遠隔地で心停止した患者のもとに、ドローンによって自動体外式除細動器(AED)を届けることの実現可能性を示した、シミュレーションによる研究の結果が明らかになった。トロント大学(カナダ)のJamal Chu氏らによると、ドローンによるAEDの搬送で、都市部と地方のいずれにおいても、救急要請の電話からAEDが心停止患者のもとに届くまでの時間が大幅に短縮することが示されたという。この研究結果は、米国心臓協会学術集会(AHA 2023、11月11~13日、米フィラデルフィア)で発表された。
AHAによると、毎年35万件以上の心停止が病院外で発生し、その生存率はわずか10%程度に過ぎないという。しかし、心停止状態でもAEDを使って心臓に電気ショックを与えれば、何割かの人を救える可能性がある。AHAは、必要に応じてAEDの使用を組み合わせた心肺蘇生法(CPR)をただちに受ければ、生存率は3倍に上昇する可能性があると推定している。しかし、院外心停止患者のうち、バイスタンダーによってAEDが使用された人の数は依然として少ないと研究者らは指摘している。特に、地方では、タイミングよくAEDにアクセスできないことが大きな障壁となっている。
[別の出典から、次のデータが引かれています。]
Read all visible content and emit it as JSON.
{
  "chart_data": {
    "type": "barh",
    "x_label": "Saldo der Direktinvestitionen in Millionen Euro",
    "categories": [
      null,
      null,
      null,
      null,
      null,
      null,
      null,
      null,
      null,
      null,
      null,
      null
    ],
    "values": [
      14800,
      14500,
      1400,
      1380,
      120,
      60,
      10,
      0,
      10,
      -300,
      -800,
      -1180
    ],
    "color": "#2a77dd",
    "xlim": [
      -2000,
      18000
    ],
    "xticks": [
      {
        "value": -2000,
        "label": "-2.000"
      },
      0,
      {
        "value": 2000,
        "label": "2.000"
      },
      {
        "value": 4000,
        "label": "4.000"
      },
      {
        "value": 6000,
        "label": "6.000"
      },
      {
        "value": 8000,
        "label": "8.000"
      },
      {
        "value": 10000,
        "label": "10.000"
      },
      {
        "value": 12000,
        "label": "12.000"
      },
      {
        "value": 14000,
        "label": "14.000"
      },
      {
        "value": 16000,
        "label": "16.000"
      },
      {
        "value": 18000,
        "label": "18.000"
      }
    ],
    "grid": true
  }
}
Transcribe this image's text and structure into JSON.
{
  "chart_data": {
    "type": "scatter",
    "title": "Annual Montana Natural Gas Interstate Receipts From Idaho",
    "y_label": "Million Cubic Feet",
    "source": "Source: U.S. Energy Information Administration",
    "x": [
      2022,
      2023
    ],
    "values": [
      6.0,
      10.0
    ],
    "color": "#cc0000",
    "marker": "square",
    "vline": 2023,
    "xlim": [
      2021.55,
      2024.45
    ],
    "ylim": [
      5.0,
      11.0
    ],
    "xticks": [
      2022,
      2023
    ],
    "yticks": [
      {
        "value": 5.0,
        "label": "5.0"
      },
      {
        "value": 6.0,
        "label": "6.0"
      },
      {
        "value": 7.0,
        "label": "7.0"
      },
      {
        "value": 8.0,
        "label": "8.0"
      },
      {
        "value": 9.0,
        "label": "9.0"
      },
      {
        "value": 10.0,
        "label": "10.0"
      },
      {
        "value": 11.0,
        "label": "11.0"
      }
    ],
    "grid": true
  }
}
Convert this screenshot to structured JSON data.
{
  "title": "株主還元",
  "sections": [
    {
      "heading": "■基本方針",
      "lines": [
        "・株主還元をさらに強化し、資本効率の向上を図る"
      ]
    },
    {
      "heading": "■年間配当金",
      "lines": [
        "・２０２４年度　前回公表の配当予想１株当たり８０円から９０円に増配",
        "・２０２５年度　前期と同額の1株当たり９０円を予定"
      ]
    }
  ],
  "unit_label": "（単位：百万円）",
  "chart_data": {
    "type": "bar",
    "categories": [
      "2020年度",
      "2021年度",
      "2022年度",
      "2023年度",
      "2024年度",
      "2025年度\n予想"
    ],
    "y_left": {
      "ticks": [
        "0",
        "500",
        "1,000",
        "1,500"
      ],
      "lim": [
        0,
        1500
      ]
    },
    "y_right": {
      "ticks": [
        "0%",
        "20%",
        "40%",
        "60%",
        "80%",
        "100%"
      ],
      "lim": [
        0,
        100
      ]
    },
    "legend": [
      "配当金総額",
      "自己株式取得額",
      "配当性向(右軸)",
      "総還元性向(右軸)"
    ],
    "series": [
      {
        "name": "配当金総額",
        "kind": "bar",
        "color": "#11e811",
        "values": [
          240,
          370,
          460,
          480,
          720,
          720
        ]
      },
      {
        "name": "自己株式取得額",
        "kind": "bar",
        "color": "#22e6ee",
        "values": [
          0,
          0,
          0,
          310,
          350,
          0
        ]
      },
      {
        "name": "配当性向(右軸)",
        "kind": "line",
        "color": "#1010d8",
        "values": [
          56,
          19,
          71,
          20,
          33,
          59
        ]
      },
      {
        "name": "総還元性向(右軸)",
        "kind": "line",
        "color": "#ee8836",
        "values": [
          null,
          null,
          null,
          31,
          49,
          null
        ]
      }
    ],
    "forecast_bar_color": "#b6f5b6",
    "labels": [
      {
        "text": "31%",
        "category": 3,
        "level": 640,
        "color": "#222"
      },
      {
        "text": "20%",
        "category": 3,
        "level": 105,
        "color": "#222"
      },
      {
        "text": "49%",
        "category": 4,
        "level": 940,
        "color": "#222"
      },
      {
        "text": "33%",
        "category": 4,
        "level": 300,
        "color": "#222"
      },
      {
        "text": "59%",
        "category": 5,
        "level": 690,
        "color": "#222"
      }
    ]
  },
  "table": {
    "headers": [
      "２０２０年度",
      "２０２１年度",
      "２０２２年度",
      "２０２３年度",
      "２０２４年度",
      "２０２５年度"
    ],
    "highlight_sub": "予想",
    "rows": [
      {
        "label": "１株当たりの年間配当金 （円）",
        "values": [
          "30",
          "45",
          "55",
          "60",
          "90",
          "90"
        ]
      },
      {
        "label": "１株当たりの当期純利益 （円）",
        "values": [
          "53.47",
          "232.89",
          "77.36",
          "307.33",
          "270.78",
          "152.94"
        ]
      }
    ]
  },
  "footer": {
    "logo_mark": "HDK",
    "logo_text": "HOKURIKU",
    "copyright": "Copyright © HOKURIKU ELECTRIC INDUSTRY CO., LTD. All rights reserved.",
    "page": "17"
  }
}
Chu氏らは今回の研究で、米ノースカロライナ州の19の郡で発生した心停止患者のもとにAEDが届くまでの時間を、ドローンのネットワークによるAED運搬と従来の救急体制である地元のファーストレスポンダー〔救急医療サービス(EMS)スタッフ、消防隊員、警察官など〕が対応した場合とで比較するためのシミュレーションモデルを開発した。解析は2013~2019年にこれらの郡で発生した8,955件の院外心停止例を対象に行われた。このうち5,754件は都市部、3,201件は地方で発生した心停止例だった。
その結果、AEDが心停止患者のもとに届くまでの時間は、従来の救急体制の場合、都市部で平均6.9分、地方で平均9.4分であった。それに対し、ドローンによるAED運搬システムが最適化された場合、この時間は都市部で4分(42%の短縮)、地方では7分(24%の短縮)となることが示された。また、全てのファーストレスポンダーがAEDを保有し、AED搭載ドローンのシステムが最適化されているという2つの条件下で、5分以内にAEDが心停止患者のもとに届く確率は、都市部では24%から77%に、地方では10%から23%に向上することも示された。
こうした結果を受けてChu氏らは、「全体として、ドローンのネットワークによって、解析した全ての郡の都市部と地方のいずれにおいても、救急要請からAED到着までの時間が有意に短縮することが示された」と結論付けている。またChu氏は、AHAのニュースリリースで、「都市部での改善度の方が地方よりも大きいことに少し驚いた。都市部に比べて地方ではEMSの対応に時間のかかることが以前から指摘されているが、われわれは、ドローンを使うことで地方での対応に要する時間が大きく短縮され、こうした不公平さを是正できるものと予測していた」と説明している。
ただし、Chu氏はこうしたドローンを用いたプログラムの導入には、「規制やインフラ、地域社会など、さまざまな面で多くの障壁がある」と指摘し、「例えば、われわれは今回、AEDが搬送された際には必ずバイスタンダーが回収して患者に使用すると仮定して解析した。しかし、そのような高いレベルでAEDを活用するには、ドローンのプログラムと地域の教育プログラムを一体化させる必要があるだろう」と述べている。